Arrhes conservées par un fournisseur. En cas de dédit d’un client qui a versé des arrhes, les sommes conservées à ce titre par le fournisseur ne sont normalement pas soumises à la TVA puisqu’il s’agira d’indemniser le fournisseur du préjudice qu’il subit du fait de l’annulation de la commande.

À ce sujet, le juge a récemment précisé que les avances conservées par une société hôtelière dans le cas où ses clients ne se présentent pas le jour convenu sans annulation préalable ne sont pas des “arrhes” puisqu’elles constituent la contrepartie intégrale de la prestation d’hébergement proposée par la société, que ses clients en profitent ou pas. Elles doivent donc être soumises à TVA.

Indemnités versées par un assureur à la suite d’un préjudice. Dans ce cas, le versement ne constitue pas la rémunération d’un service : il s’agit bien d’indemniser le client de l’assureur d’un préjudice (sinistres subis à la suite d’un vol, d’un incendie…).

Pénalités pour retard de livraison ou retard de paiement. Parce qu’elles réparent un préjudice, ces sommes n’ont normalement pas à être soumises à la TVA.

Indemnisation et prise en charge de travaux exceptionnels. Une indemnité versée en vue de compenser le coût de travaux exceptionnels ou de prestations complémentaires sera soumise à la TVA, même si ces travaux ou ces prestations ne sont pas initialement prévus dans le contrat vous liant à votre partenaire : il ne s’agit pas, ici, d’indemniser un quelconque préjudice lié à la prise en charge de travaux exceptionnels complémentaires, mais bien de les rémunérer.

Indemnité d’éviction. Une indemnité versée par un propriétaire à une entreprise locataire de son local commercial pour obtenir son départ et relouer le local à des conditions plus avantageuses sera soumise à la TVA.

Dépôt de garantie. Le dépôt de garantie conservé par un promoteur immobilier en cas de désistement d’un acheteur sera soumis à la TVA car il rémunère un service de réservation du bien.

Indemnité d’immobilisation.

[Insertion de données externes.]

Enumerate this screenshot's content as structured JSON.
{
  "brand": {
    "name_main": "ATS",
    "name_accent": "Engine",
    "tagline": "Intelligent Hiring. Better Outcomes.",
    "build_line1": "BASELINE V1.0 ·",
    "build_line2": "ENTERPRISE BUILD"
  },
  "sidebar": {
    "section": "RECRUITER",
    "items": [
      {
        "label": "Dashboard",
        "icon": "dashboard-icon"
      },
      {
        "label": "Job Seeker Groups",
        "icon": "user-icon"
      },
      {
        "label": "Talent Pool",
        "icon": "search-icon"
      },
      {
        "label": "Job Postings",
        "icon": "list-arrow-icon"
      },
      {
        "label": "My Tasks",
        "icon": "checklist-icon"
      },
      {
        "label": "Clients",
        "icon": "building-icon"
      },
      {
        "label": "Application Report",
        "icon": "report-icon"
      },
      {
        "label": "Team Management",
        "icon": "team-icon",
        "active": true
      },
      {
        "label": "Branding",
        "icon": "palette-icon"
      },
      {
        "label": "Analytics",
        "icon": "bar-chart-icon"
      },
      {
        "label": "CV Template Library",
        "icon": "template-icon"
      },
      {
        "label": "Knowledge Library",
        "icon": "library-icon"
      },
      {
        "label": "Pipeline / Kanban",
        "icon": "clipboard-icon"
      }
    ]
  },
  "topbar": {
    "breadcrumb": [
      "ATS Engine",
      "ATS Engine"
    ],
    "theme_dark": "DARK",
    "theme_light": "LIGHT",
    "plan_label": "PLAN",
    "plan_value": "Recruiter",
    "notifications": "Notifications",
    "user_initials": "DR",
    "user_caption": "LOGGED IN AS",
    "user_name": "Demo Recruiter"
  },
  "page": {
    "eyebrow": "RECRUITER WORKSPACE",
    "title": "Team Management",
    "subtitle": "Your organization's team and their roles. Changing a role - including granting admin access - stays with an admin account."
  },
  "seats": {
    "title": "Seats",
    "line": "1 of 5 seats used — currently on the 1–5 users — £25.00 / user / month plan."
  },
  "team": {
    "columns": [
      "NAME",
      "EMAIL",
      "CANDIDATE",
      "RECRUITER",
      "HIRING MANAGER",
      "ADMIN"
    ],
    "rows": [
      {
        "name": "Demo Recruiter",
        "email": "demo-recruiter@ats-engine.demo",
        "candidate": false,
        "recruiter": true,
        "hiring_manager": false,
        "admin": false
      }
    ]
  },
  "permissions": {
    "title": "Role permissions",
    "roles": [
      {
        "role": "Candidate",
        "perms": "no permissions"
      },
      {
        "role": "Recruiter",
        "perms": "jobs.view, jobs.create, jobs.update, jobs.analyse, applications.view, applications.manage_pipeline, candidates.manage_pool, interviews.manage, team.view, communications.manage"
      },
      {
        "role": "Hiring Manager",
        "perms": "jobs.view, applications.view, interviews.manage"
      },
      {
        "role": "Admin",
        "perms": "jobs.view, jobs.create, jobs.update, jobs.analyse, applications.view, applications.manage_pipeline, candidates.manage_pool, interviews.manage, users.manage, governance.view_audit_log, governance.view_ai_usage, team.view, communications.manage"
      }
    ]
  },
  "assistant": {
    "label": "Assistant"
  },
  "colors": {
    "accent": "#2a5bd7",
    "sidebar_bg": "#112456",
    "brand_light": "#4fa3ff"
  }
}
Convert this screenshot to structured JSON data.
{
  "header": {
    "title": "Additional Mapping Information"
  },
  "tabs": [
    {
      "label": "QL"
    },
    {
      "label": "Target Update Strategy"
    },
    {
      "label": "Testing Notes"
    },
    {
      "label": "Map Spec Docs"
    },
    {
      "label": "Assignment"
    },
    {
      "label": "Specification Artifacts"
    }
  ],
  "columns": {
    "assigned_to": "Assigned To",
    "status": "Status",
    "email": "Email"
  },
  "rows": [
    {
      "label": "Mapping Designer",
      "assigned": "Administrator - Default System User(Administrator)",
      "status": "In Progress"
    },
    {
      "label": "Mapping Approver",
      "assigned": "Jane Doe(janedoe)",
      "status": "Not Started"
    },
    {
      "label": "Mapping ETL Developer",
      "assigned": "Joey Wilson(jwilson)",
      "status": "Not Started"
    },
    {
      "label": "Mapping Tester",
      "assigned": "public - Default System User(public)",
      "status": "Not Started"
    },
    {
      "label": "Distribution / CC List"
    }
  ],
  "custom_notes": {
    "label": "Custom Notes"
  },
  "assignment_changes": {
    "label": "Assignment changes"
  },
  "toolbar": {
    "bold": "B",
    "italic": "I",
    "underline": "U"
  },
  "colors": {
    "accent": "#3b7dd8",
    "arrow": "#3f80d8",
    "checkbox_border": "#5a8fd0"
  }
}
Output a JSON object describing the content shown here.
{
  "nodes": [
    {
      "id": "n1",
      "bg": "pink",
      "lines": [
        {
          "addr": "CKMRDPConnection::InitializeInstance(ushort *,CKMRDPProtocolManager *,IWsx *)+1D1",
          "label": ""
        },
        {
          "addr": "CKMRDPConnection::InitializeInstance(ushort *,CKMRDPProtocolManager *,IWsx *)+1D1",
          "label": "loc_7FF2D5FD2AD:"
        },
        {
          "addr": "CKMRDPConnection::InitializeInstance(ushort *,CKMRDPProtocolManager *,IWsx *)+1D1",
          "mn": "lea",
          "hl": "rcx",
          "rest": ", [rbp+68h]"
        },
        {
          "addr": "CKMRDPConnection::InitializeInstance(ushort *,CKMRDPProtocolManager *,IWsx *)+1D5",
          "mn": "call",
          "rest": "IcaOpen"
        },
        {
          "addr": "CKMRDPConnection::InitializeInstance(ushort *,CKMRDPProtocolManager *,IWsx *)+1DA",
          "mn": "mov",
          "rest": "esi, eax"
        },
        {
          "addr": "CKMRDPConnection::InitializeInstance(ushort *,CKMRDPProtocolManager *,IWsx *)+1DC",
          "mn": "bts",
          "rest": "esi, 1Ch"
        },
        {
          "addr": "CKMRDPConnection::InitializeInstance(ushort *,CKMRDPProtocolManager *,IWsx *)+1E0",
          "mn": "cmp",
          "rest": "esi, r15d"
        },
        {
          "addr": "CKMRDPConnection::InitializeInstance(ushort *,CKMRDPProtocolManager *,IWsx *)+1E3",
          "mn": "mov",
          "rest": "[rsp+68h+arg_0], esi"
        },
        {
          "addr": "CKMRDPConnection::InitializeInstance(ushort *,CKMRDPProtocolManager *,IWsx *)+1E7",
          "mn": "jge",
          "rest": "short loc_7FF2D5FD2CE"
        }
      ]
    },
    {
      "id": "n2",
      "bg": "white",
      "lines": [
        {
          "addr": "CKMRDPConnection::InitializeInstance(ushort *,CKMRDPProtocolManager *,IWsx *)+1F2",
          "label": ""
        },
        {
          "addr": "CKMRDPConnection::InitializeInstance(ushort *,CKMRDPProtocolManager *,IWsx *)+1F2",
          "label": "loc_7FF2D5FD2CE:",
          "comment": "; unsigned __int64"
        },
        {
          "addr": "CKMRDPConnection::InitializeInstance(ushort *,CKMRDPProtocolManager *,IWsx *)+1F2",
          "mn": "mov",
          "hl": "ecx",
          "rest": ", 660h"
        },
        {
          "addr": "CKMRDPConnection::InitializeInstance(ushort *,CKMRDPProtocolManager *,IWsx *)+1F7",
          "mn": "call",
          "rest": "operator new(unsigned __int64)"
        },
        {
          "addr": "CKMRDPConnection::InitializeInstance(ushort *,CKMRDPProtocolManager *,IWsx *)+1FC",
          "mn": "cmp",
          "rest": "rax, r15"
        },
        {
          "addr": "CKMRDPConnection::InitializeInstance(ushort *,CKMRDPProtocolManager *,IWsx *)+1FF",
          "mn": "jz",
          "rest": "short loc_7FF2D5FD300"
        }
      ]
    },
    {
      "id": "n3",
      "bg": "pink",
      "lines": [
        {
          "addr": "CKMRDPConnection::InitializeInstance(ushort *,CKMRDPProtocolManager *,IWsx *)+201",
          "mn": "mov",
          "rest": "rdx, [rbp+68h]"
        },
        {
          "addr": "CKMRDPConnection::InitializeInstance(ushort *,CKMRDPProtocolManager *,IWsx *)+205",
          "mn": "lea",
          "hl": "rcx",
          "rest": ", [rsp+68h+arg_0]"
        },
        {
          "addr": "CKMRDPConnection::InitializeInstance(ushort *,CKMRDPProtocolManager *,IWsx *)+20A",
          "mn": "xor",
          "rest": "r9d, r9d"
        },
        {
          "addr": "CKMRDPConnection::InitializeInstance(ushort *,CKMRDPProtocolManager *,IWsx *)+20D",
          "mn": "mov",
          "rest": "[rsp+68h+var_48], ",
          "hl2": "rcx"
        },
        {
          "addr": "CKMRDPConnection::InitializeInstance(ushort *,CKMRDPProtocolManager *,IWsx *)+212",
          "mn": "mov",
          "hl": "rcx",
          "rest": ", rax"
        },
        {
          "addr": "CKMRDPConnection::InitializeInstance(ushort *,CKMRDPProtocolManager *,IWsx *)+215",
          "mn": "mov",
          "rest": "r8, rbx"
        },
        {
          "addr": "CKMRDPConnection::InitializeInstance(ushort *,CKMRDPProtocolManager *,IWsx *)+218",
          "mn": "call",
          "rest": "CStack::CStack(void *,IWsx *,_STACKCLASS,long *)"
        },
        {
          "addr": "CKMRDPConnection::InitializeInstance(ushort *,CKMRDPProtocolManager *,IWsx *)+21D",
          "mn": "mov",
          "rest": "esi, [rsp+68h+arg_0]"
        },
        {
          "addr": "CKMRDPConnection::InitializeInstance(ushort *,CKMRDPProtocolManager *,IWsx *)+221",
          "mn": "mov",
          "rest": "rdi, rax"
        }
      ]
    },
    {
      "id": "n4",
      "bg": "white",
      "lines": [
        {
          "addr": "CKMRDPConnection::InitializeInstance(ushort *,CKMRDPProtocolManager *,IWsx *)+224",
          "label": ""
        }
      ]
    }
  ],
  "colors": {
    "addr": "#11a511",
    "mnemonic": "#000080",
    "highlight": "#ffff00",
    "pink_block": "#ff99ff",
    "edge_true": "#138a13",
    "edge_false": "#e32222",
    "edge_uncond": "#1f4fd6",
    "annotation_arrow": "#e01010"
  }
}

Inversement, l’indemnité d’immobilisation conservée par le vendeur d’un bien immobilier en cas de défaut de réalisation de la vente du fait de la défaillance de l’acheteur ne sera pas soumise à la TVA.

Indemnité d’occupation. L’indemnité d’occupation accordée par un juge à une société pour compenser le préjudice causé par l’occupant d’un local qui se maintient dans les locaux malgré la résiliation du contrat de bail n’est pas soumise à TVA.

Droit d’entrée dans le cadre d’un bail commercial.Le droit d’entrée n’est pas assimilable à une indemnité destinée à compenser un préjudice. Il s’agit, en réalité, d’un supplément de loyer qui constitue, au même titre que le loyer annuel, la contrepartie de l’opération de location et qui doit donc être soumis à la TVA.

Subventions européennes versées aux agriculteurs. Tout dépend de la nature de la subvention. S’il s’agit d’une véritable subvention, elle ne sera pas soumise à TVA. En revanche, si elle joue le rôle de complément de prix, par exemple en permettant à un groupement de producteurs de vendre à ses adhérents un bien à un prix inférieur à celui qu’il devrait exiger en l’absence de subvention, elle devra être soumise à TVA. 

Le saviez-vous ?

L’administration a eu l’occasion de préciser qu’elle n’était pas tenue par la qualification que vous avez donné à l’indemnité versée ou reçue. En cas de contrôle, elle analysera systématiquement les conditions de son versement pour apprécier sa situation au regard de la TVA.

A retenir

Pour savoir si une indemnité est, ou non, passible de la TVA, vous devez vous demander si, pour le bénéficiaire, elle constitue la contrepartie d’un service rendu. Si oui : l’indemnité est soumise à la TVA ; si non : vous ne facturez pas de TVA.
 

J'ai entendu dire

Je suis promoteur immobilier et, dans le cadre de nos contrats, nous demandons un dépôt de garantie de la part d’un candidat acquéreur, que nous conservons en cas de dédit de ce dernier. Si cela arrive, devons-nous soumettre les sommes correspondantes à la TVA ?

Ce cas a été tranché par la jurisprudence : le juge de l’impôt a, ici, considéré que les sommes conservées par le promoteur s’analysaient comme la rémunération du service de réservation du bien. Elles doivent donc être soumises à la TVA.